Objectives The objective of this assingment is to conduct an exploratory data analysis of a data set that you are not familiar with. In this weeks lecture we discussed a number of visualiation approaches to exploring a data set, this assignment will apply those tools and techniques. An important distinction between class examples and applied data science work is that interative and repetitive nature of exploring a data set. It takes time and understand what is is the data and what is interesting in the data.
For this week we will be exploring data from the NYC Data Transparnecy Initiative. They maintain a database of complaints that fall within the Civilian Complain Review Board (CCRB), an independent municiple agency. Your objective is to identify interesting patterns and trends within the data that may be indicative of large scale trends.
This link will allow you to download the data set in .xlsx format.

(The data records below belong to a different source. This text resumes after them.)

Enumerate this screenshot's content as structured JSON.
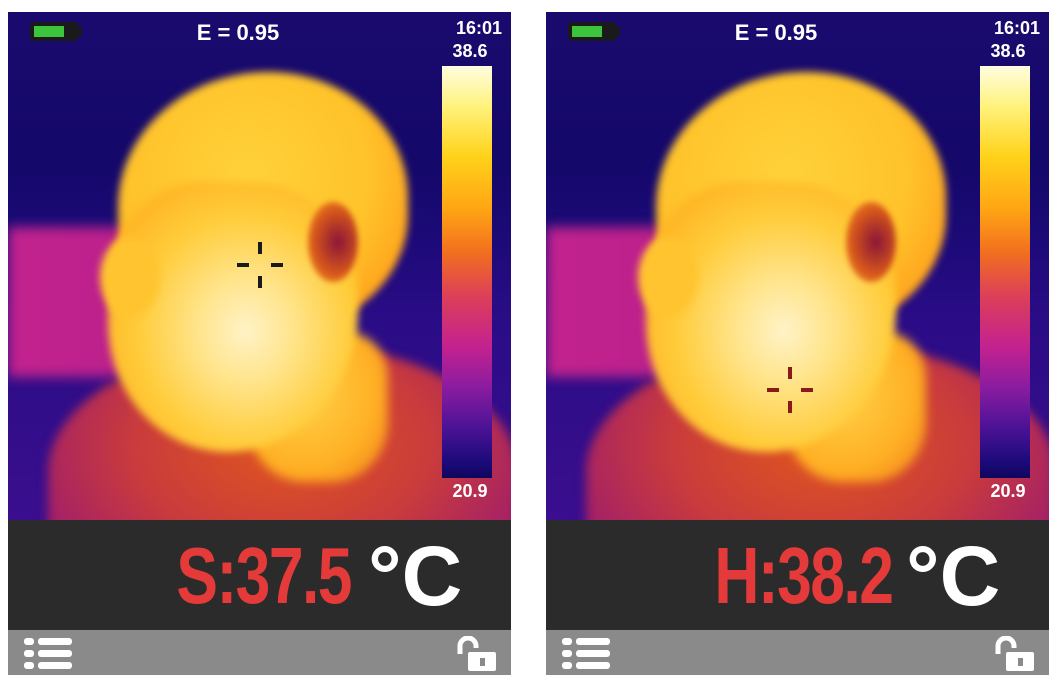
{
  "screens": [
    {
      "emissivity": "E = 0.95",
      "time": "16:01",
      "scale_max": "38.6",
      "scale_min": "20.9",
      "reading": "S:37.5",
      "unit": "°C",
      "battery_level": 0.75,
      "crosshair_color": "#1a1a1a"
    },
    {
      "emissivity": "E = 0.95",
      "time": "16:01",
      "scale_max": "38.6",
      "scale_min": "20.9",
      "reading": "H:38.2",
      "unit": "°C",
      "battery_level": 0.75,
      "crosshair_color": "#8a1a1a"
    }
  ],
  "colors": {
    "reading_red": "#e43a3a",
    "battery_green": "#3cc43c",
    "panel_dark": "#2b2b2b",
    "bar_gray": "#8a8a8a"
  },
  "icons": {
    "menu": "menu-list-icon",
    "lock": "unlock-icon",
    "battery": "battery-icon"
  }
}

The data file has two tabs: one with metadata, and the “Complaints_Allegations” tab with the actual data.
library(ggplot2)
library(readxl)
ccrb <- read_excel("~/Downloads/ccrb.xlsx",sheet = "Complaints_Allegations")
barplot(table(ccrb$Borough_of_Occurrence), xlab="Borough of Occurrence", ylab='Occurances', col="grey")
pie(table(ccrb$Is_Full_Investigation))
Most occurances have not been fully investigated.
ggplot(ccrb, aes(x=ccrb$CloseYear, fill = ccrb$Is_Full_Investigation ))+geom_histogram(stat="count")+ labs (title = "Number of Cases closed", x="Year", y="Cases closed") + theme (legend.position = "bottom") + scale_fill_discrete(name = "Is investigated")+scale_x_continuous(breaks = seq(1999,2016,1))
ggplot(ccrb, aes(x=ccrb$inc_year, fill = ccrb$cmpt_vd_evid))+geom_histogram(stat="count")+ labs (title = "Proportion of Incidents with Evidence", x="Year", y="Number Of Incidents") + theme (legend.position = "bottom") + scale_fill_discrete(name = "Has Video Evidence")+scale_x_continuous(breaks = seq(1999,2016,1))
A small portion of incidents each year had video evidence. Infact, prior to 2010, there were no video evidence.
5.Frequency of Incidents Occurenced by Borough and Type
ggplot(ccrb, aes(x=ccrb$Borough_of_Occurrence, fill=ccrb$alg_type)) +
geom_histogram(stat="count") +
labs(title="Frequency of Incident Occurenced by Borough and Type", x="Borough", y="Frequence of Occurence") +
scale_fill_discrete(name="Allegation Type") +
theme(legend.position = "bottom")
Abuse of Authority has been the major allegation type over the years
6.Histogram for Complaints Received by Year
hist(ccrb$ReceivedYear,
main="Histogram for Complaints Received by Year", xlab="Received Year", col="grey")
ggplot(ccrb,aes(ccrb$inc_year,ccrb$ReceivedYear))+geom_point() + geom_smooth(method = lm) +
labs (title = "Incident Year Vs. Received Year", x="Incident Year", y="Received Year")+theme(panel.grid.minor = element_line(colour="white"))
ggplot(ccrb, aes(y=`inc_year`,x=`enc_outcome`)) + geom_boxplot(aes(colour = 'red')) + labs(x= 'Encounter Year', y='Incident Year')
ggplot(ccrb, aes(y=ccrb$inc_year,x=ccrb$inc_loc)) + geom_boxplot() + coord_flip() +
labs (title = "Incident Location by Year", x="Year of Incident", y="Incident Location")
ggplot(ccrb, aes(x=ccrb$ReceivedYear, colour = ccrb$alg_type)) +
geom_density(data=ccrb ,aes(factor(ccrb$alg_type)),alpha="1") +
theme_classic() +
labs(title= "Types of Allegations with Its Density", x="Allegation", y="Density")
Exploratory data analysis (EDA) helps in giving a good understanding of data. It helps in understanding different components of the data and distribution of variables in the data. Exploratory data analysis can be of two types- Graphical and Quantitative. In this assignment, I have used Graphical Exploratory Data analysis to get a better understanding of data. Moreover, EDA is an important step in identifying the key variables that would go into the model. It also helps in identifying some of transformation required in the data before building the model.